For Richard Nixon, the fateful moment of his career probably arrived on the night of October 19, 1973, when a recently appointed Justice Department lawyer--a reticent and modest man with a tweedy professorial manner--decided to proceed with his Watergate inquiry in defiance of a direct presidential order.
That decision--calling Nixon's bluff on his bid to refuse evidence to the government prosecutors--backed the president against a wall. Cornered by incriminating disclosure on the one hand and public outrage over acts of non-compliance on the other, Nixon stands on the brink of disgrace.
That decision led the president to fire the Justice Department lawyer and oust his two superiors. It resulted in Nixon bowing to public pressure and releasing some of his subpoenaed tape recordings to the federal court. As a consequence of the firings, the House of Representatives began the first serious impeachment inquiry in more than a century.

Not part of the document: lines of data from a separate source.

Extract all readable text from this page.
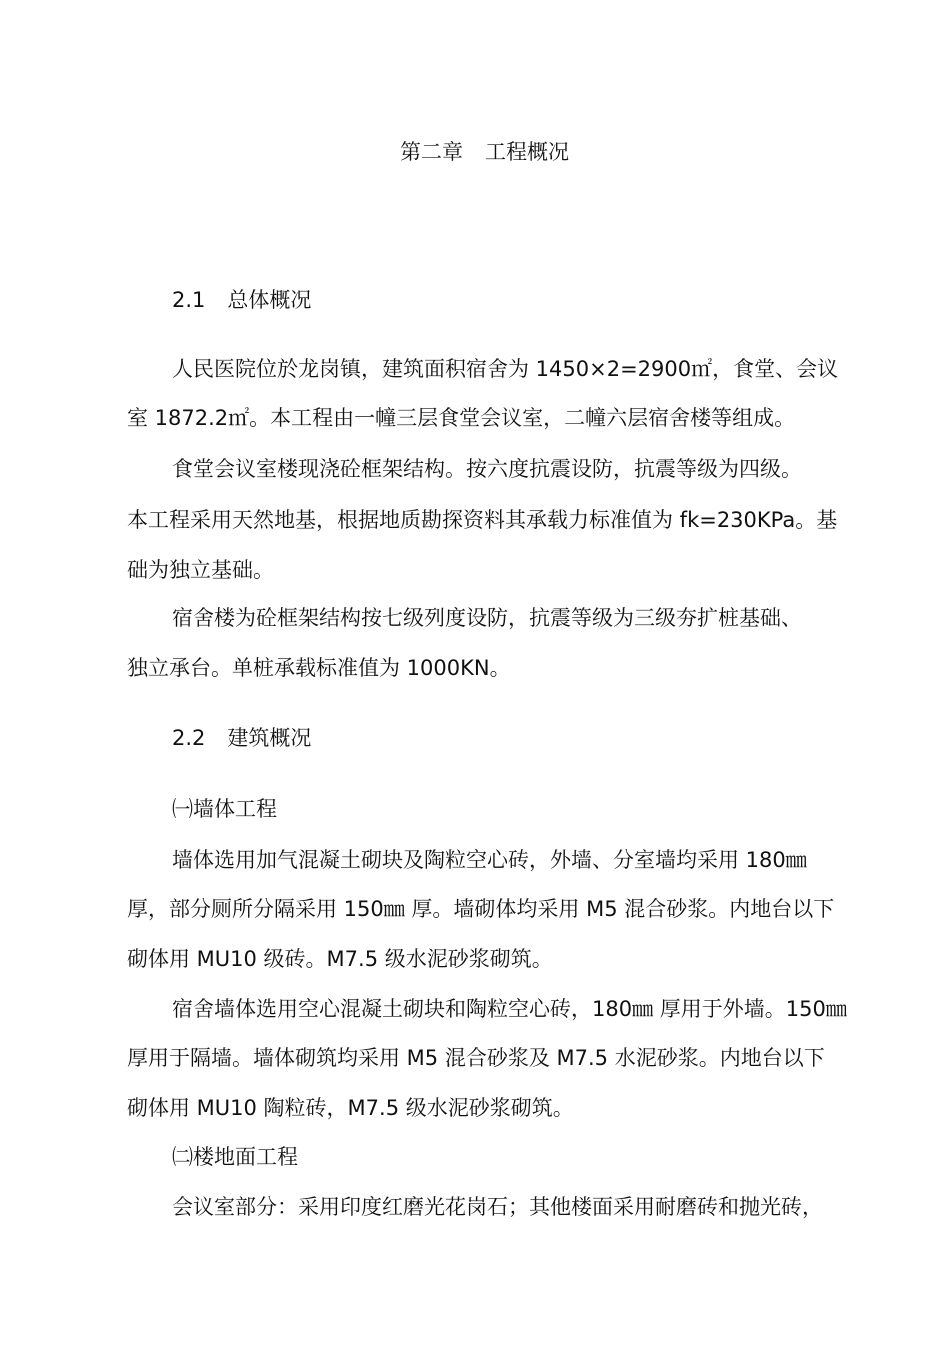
第二章 工程概况
2.1 总体概况
人民医院位於龙岗镇，建筑面积宿舍为 1450×2=2900㎡，食堂、会议
室 1872.2㎡。本工程由一幢三层食堂会议室，二幢六层宿舍楼等组成。
食堂会议室楼现浇砼框架结构。按六度抗震设防，抗震等级为四级。
本工程采用天然地基，根据地质勘探资料其承载力标准值为 fk=230KPa。基
础为独立基础。
宿舍楼为砼框架结构按七级列度设防，抗震等级为三级夯扩桩基础、
独立承台。单桩承载标准值为 1000KN。
2.2 建筑概况
㈠墙体工程
墙体选用加气混凝土砌块及陶粒空心砖，外墙、分室墙均采用 180㎜
厚，部分厕所分隔采用 150㎜ 厚。墙砌体均采用 M5 混合砂浆。内地台以下
砌体用 MU10 级砖。M7.5 级水泥砂浆砌筑。
宿舍墙体选用空心混凝土砌块和陶粒空心砖，180㎜ 厚用于外墙。150㎜
厚用于隔墙。墙体砌筑均采用 M5 混合砂浆及 M7.5 水泥砂浆。内地台以下
砌体用 MU10 陶粒砖，M7.5 级水泥砂浆砌筑。
㈡楼地面工程
会议室部分：采用印度红磨光花岗石；其他楼面采用耐磨砖和抛光砖，
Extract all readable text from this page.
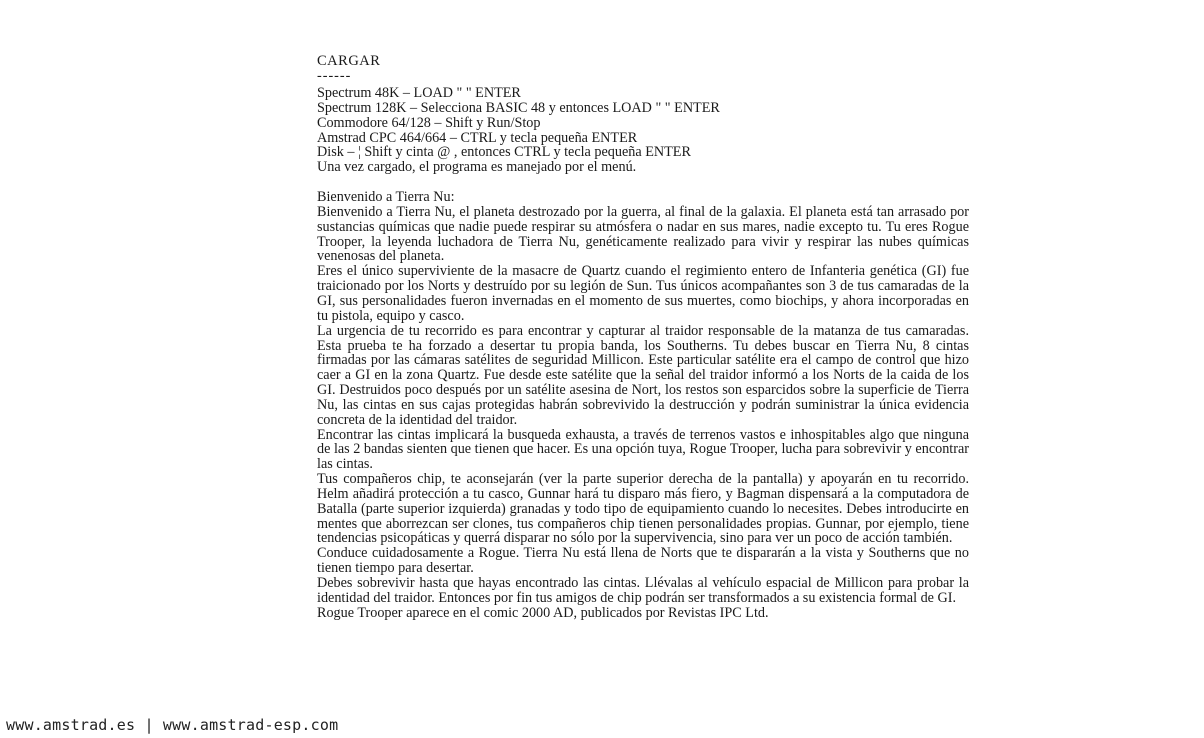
CARGAR
------
Spectrum 48K – LOAD " " ENTER
Spectrum 128K – Selecciona BASIC 48 y entonces LOAD " " ENTER
Commodore 64/128 – Shift y Run/Stop
Amstrad CPC 464/664 – CTRL y tecla pequeña ENTER
Disk – ¦ Shift y cinta @ , entonces CTRL y tecla pequeña ENTER
Una vez cargado, el programa es manejado por el menú.
Bienvenido a Tierra Nu:
Bienvenido a Tierra Nu, el planeta destrozado por la guerra, al final de la galaxia. El planeta está tan arrasado por sustancias químicas que nadie puede respirar su atmósfera o nadar en sus mares, nadie excepto tu. Tu eres Rogue Trooper, la leyenda luchadora de Tierra Nu, genéticamente realizado para vivir y respirar las nubes químicas venenosas del planeta.
Eres el único superviviente de la masacre de Quartz cuando el regimiento entero de Infanteria genética (GI) fue traicionado por los Norts y destruído por su legión de Sun. Tus únicos acompañantes son 3 de tus camaradas de la GI, sus personalidades fueron invernadas en el momento de sus muertes, como biochips, y ahora incorporadas en tu pistola, equipo y casco.
La urgencia de tu recorrido es para encontrar y capturar al traidor responsable de la matanza de tus camaradas. Esta prueba te ha forzado a desertar tu propia banda, los Southerns. Tu debes buscar en Tierra Nu, 8 cintas firmadas por las cámaras satélites de seguridad Millicon. Este particular satélite era el campo de control que hizo caer a GI en la zona Quartz. Fue desde este satélite que la señal del traidor informó a los Norts de la caida de los GI. Destruidos poco después por un satélite asesina de Nort, los restos son esparcidos sobre la superficie de Tierra Nu, las cintas en sus cajas protegidas habrán sobrevivido la destrucción y podrán suministrar la única evidencia concreta de la identidad del traidor.
Encontrar las cintas implicará la busqueda exhausta, a través de terrenos vastos e inhospitables algo que ninguna de las 2 bandas sienten que tienen que hacer. Es una opción tuya, Rogue Trooper, lucha para sobrevivir y encontrar las cintas.
Tus compañeros chip, te aconsejarán (ver la parte superior derecha de la pantalla) y apoyarán en tu recorrido. Helm añadirá protección a tu casco, Gunnar hará tu disparo más fiero, y Bagman dispensará a la computadora de Batalla (parte superior izquierda) granadas y todo tipo de equipamiento cuando lo necesites. Debes introducirte en mentes que aborrezcan ser clones, tus compañeros chip tienen personalidades propias. Gunnar, por ejemplo, tiene tendencias psicopáticas y querrá disparar no sólo por la supervivencia, sino para ver un poco de acción también.
Conduce cuidadosamente a Rogue. Tierra Nu está llena de Norts que te dispararán a la vista y Southerns que no tienen tiempo para desertar.
Debes sobrevivir hasta que hayas encontrado las cintas. Llévalas al vehículo espacial de Millicon para probar la identidad del traidor. Entonces por fin tus amigos de chip podrán ser transformados a su existencia formal de GI.
Rogue Trooper aparece en el comic 2000 AD, publicados por Revistas IPC Ltd.
www.amstrad.es | www.amstrad-esp.com
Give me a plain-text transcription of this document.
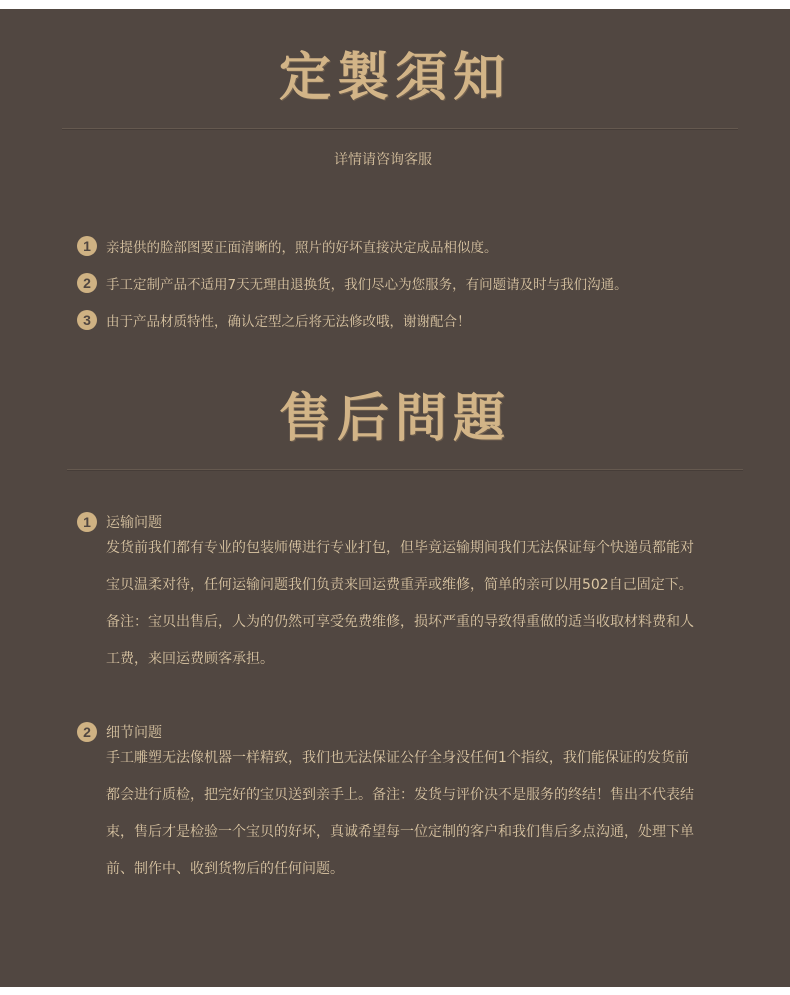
定製須知
详情请咨询客服
1	亲提供的脸部图要正面清晰的，照片的好坏直接决定成品相似度。
2	手工定制产品不适用7天无理由退换货，我们尽心为您服务，有问题请及时与我们沟通。
3	由于产品材质特性，确认定型之后将无法修改哦，谢谢配合！
售后問題
1	运输问题
发货前我们都有专业的包装师傅进行专业打包，但毕竟运输期间我们无法保证每个快递员都能对
宝贝温柔对待，任何运输问题我们负责来回运费重弄或维修，简单的亲可以用502自己固定下。
备注：宝贝出售后，人为的仍然可享受免费维修，损坏严重的导致得重做的适当收取材料费和人
工费，来回运费顾客承担。
2	细节问题
手工雕塑无法像机器一样精致，我们也无法保证公仔全身没任何1个指纹，我们能保证的发货前
都会进行质检，把完好的宝贝送到亲手上。备注：发货与评价决不是服务的终结！售出不代表结
束，售后才是检验一个宝贝的好坏，真诚希望每一位定制的客户和我们售后多点沟通，处理下单
前、制作中、收到货物后的任何问题。
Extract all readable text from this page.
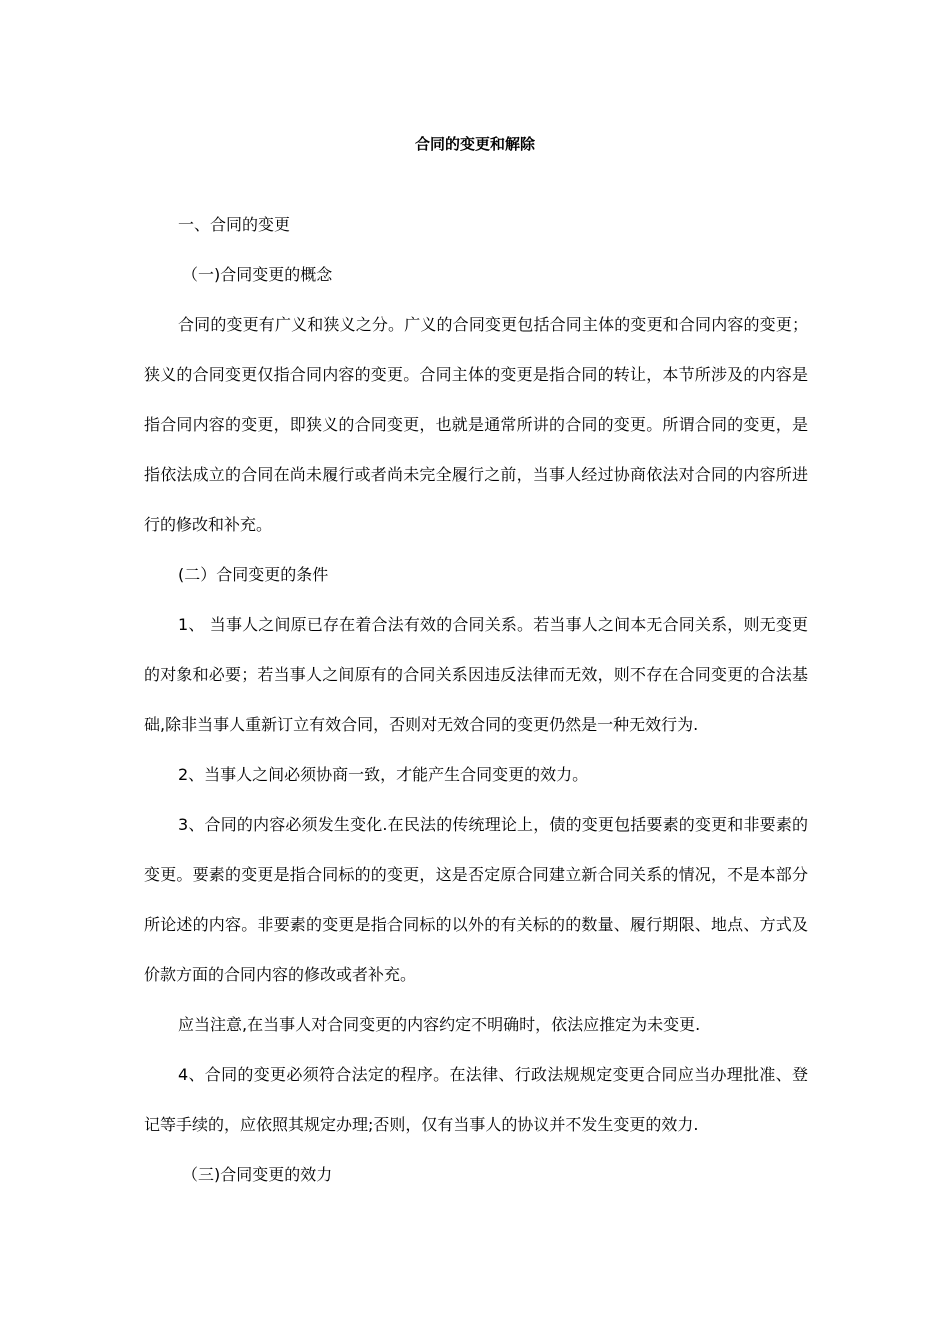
合同的变更和解除

一、合同的变更

（一)合同变更的概念

合同的变更有广义和狭义之分。广义的合同变更包括合同主体的变更和合同内容的变更；狭义的合同变更仅指合同内容的变更。合同主体的变更是指合同的转让，本节所涉及的内容是指合同内容的变更，即狭义的合同变更，也就是通常所讲的合同的变更。所谓合同的变更，是指依法成立的合同在尚未履行或者尚未完全履行之前，当事人经过协商依法对合同的内容所进行的修改和补充。

(二）合同变更的条件

1、 当事人之间原已存在着合法有效的合同关系。若当事人之间本无合同关系，则无变更的对象和必要；若当事人之间原有的合同关系因违反法律而无效，则不存在合同变更的合法基础,除非当事人重新订立有效合同，否则对无效合同的变更仍然是一种无效行为.

2、当事人之间必须协商一致，才能产生合同变更的效力。

3、合同的内容必须发生变化.在民法的传统理论上，债的变更包括要素的变更和非要素的变更。要素的变更是指合同标的的变更，这是否定原合同建立新合同关系的情况，不是本部分所论述的内容。非要素的变更是指合同标的以外的有关标的的数量、履行期限、地点、方式及价款方面的合同内容的修改或者补充。

应当注意,在当事人对合同变更的内容约定不明确时，依法应推定为未变更.

4、合同的变更必须符合法定的程序。在法律、行政法规规定变更合同应当办理批准、登记等手续的，应依照其规定办理;否则，仅有当事人的协议并不发生变更的效力.

（三)合同变更的效力
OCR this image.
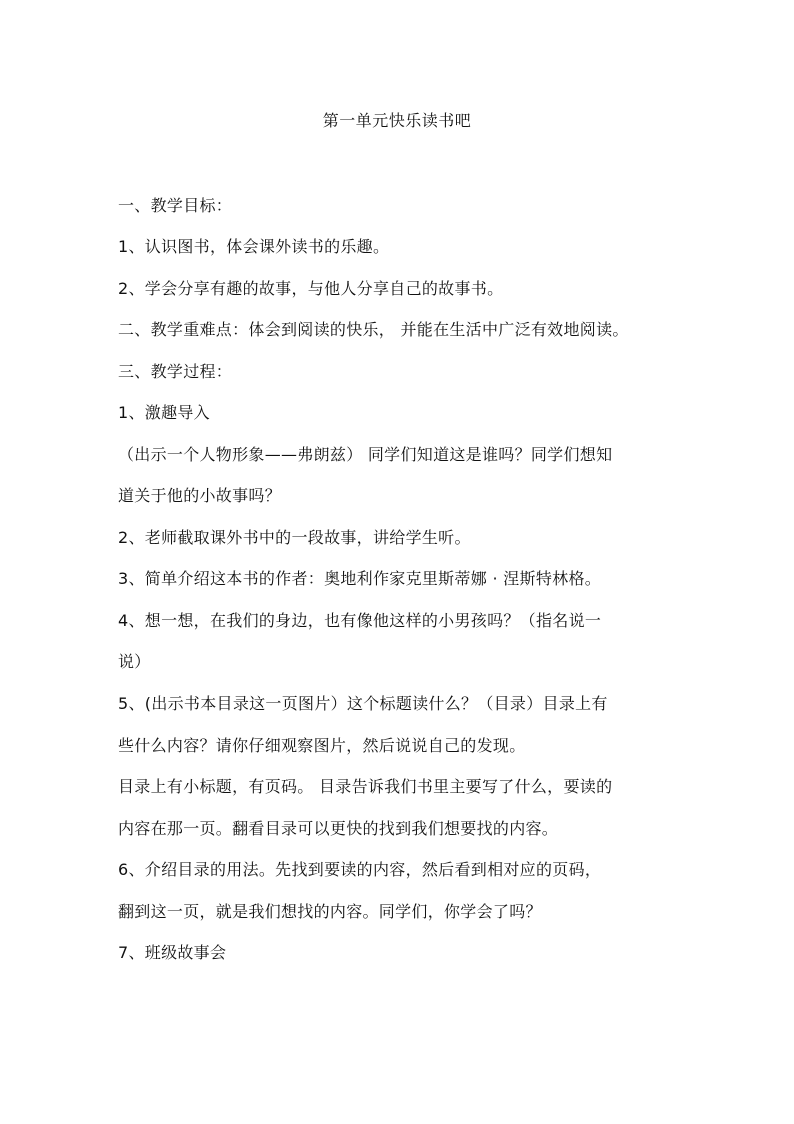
第一单元快乐读书吧
一、教学目标：
1、认识图书，体会课外读书的乐趣。
2、学会分享有趣的故事，与他人分享自己的故事书。
二、教学重难点：体会到阅读的快乐， 并能在生活中广泛有效地阅读。
三、教学过程：
1、激趣导入
（出示一个人物形象——弗朗兹） 同学们知道这是谁吗？同学们想知
道关于他的小故事吗？
2、老师截取课外书中的一段故事，讲给学生听。
3、简单介绍这本书的作者：奥地利作家克里斯蒂娜 · 涅斯特林格。
4、想一想，在我们的身边，也有像他这样的小男孩吗？（指名说一
说）
5、(出示书本目录这一页图片）这个标题读什么？（目录）目录上有
些什么内容？请你仔细观察图片，然后说说自己的发现。
目录上有小标题，有页码。 目录告诉我们书里主要写了什么，要读的
内容在那一页。翻看目录可以更快的找到我们想要找的内容。
6、介绍目录的用法。先找到要读的内容，然后看到相对应的页码，
翻到这一页，就是我们想找的内容。同学们，你学会了吗？
7、班级故事会
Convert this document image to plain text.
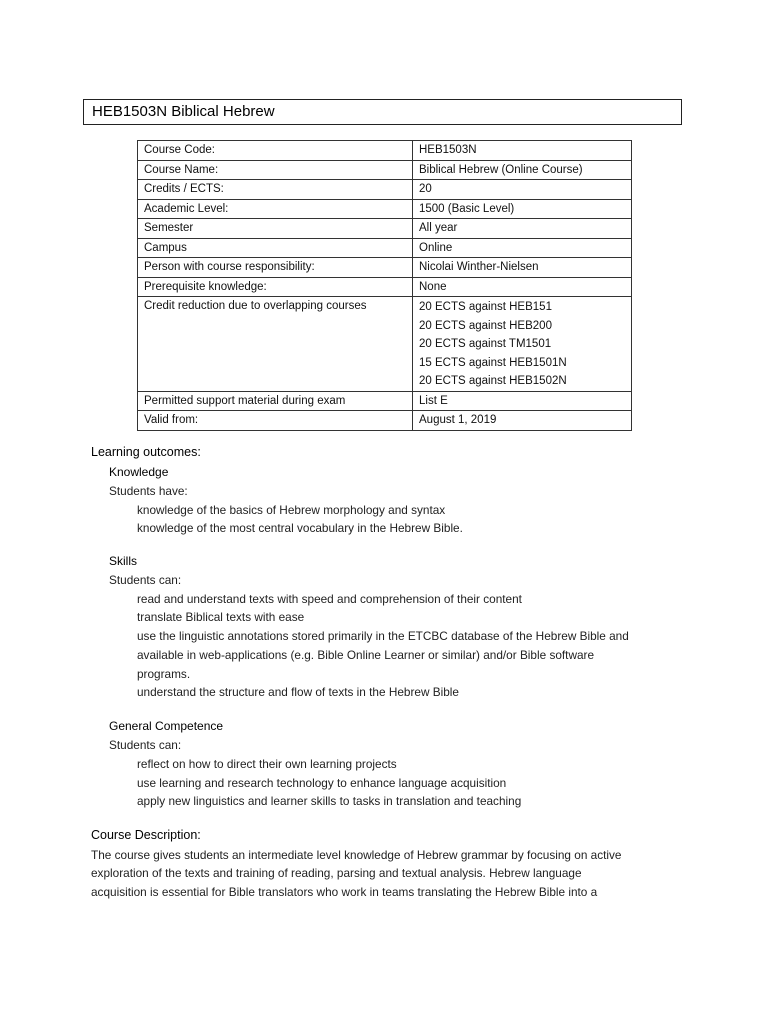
HEB1503N Biblical Hebrew
Course Code:	HEB1503N
Course Name:	Biblical Hebrew (Online Course)
Credits / ECTS:	20
Academic Level:	1500 (Basic Level)
Semester	All year
Campus	Online
Person with course responsibility:	Nicolai Winther-Nielsen
Prerequisite knowledge:	None
Credit reduction due to overlapping courses	20 ECTS against HEB151
20 ECTS against HEB200
20 ECTS against TM1501
15 ECTS against HEB1501N
20 ECTS against HEB1502N

Permitted support material during exam	List E
Valid from:	August 1, 2019
Learning outcomes:
Knowledge
Students have:
knowledge of the basics of Hebrew morphology and syntax
knowledge of the most central vocabulary in the Hebrew Bible.
Skills
Students can:
read and understand texts with speed and comprehension of their content
translate Biblical texts with ease
use the linguistic annotations stored primarily in the ETCBC database of the Hebrew Bible and
available in web-applications (e.g. Bible Online Learner or similar) and/or Bible software
programs.
understand the structure and flow of texts in the Hebrew Bible
General Competence
Students can:
reflect on how to direct their own learning projects
use learning and research technology to enhance language acquisition
apply new linguistics and learner skills to tasks in translation and teaching
Course Description:
The course gives students an intermediate level knowledge of Hebrew grammar by focusing on active
exploration of the texts and training of reading, parsing and textual analysis. Hebrew language
acquisition is essential for Bible translators who work in teams translating the Hebrew Bible into a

The scenario reads like an excerpt from the "Profiles of Courage" that John F. Kennedy '40 once collected, complete with the David-and-Goliath theme that sentimentalist historians adore. But Archibald Cox '34, Williston Professor of Law, the special prosecutor who defied the most powerful man in the Western world, and hero to millions of Watergate-watchers, was an unlikely candidate for gallantry.
When then-Attorney General-designate Elliot L. Richardson '41 persuaded Cox to accept the special prosecutor position in May 1973. Cox was hardly a household name in America, and even at Harvard the soft-spoken labor lawyer was often overshadowed by his more outspoken colleagues.
Born in New Jersey when Woodrow Wilson was still governor, the 62-year-old Kennedy Democrat had attended St. Paul's, the College, and the Law School during the height of the Depression. A labor negotiator with a hard-nosed reputation, Cox served in the Solicitor General's Office under Roosevelt in the '40s and on the Wage Stabilization Board under Truman.
Cox resigned his post on the Wage Board in 1952--gaining his first public notice and boosting his reputation for independence--after Truman reversed his decision on a wage demand by the United Mine Workers.
Cox later served from 1961 to 1965 as solicitor general for both Presidents Kennedy and Johnson, demonstrating a diligent loyalty and developing a number of professional and social contacts with career officials in the Justice Department.
At Harvard, Cox was probably best known for his role as "University troubleshooter" near the end of the Pusey Administration. In the spring of 1968, Cox chaired a blue-ribbon fact-finding commission that studied the Columbia University student disorders of that year. In the fall of 1969, just after the University Hall bust, the Corporation granted him a broad mandate to handle disorders at Harvard.
In early March 1971, Cox almost single-handedly brought a non-violent end to a nine-day occupation by militant women of a vacant building at 888 Memorial Drive. Two weeks later, Cox earned notoriety among Harvard radicals for his part in the controversy surrounding the pro-war "counter teach-in."
Cox pleaded with students at the Sanders Theater meeting no to disrupt the speeches by representatives of the South Vietnamese and other governments. Cox later headed the inquest which led to CRR trials for a number of students who took part in the chanting and clapping that disrupted the teach-in.
Throughout his career, the trim, tall Cox, with his close-cropped gray hair and half-moon glasses, had steered an independent if unexceptional course. But, as The New York Times commented the week he was fired, "Before, few had thought of Archibald Cox as salty."
President Nixon, with all the swollen powers of the Executive Branch behind him, evidently saw no salt whatever in Archie Cox. When the president refused a Circuit Court order to hand over nine tapes to Judge John J. Sirica and ordered Cox "to make no further attempts by judicial process to obtain the tapes," he expected Cox would quietly resign as he had when Truman crossed him.
Cox must have known on October 19 when he received Nixon's order that his job was finished regardless of which course he chose. If he obeyed he would never obtain the evidence for a successful prosecution. If he defied the president's fiat, he would surely be fired.
At the news conference the next morning when he announced his intention to continue in pursuit of the tapes, Cox spoke quietly but firmly. "For me to comply to those instructions would violate my solemn pledge to the Senate and the country to invoke judicial process to challenge exaggerated claims of executive privilege. I shall not violate my promise," he said.
In the heat of a grave political crisis, a modest man became momentarily a heroic one. Now, eight months later, Cox has returned to his book-lined office in the International Legal Studies Building at the Law School, saying little about the scandal even in his now-frequent speeches and waiting modestly for the other shoe, the one his defiance set in motion, to drop on Richard Nixon.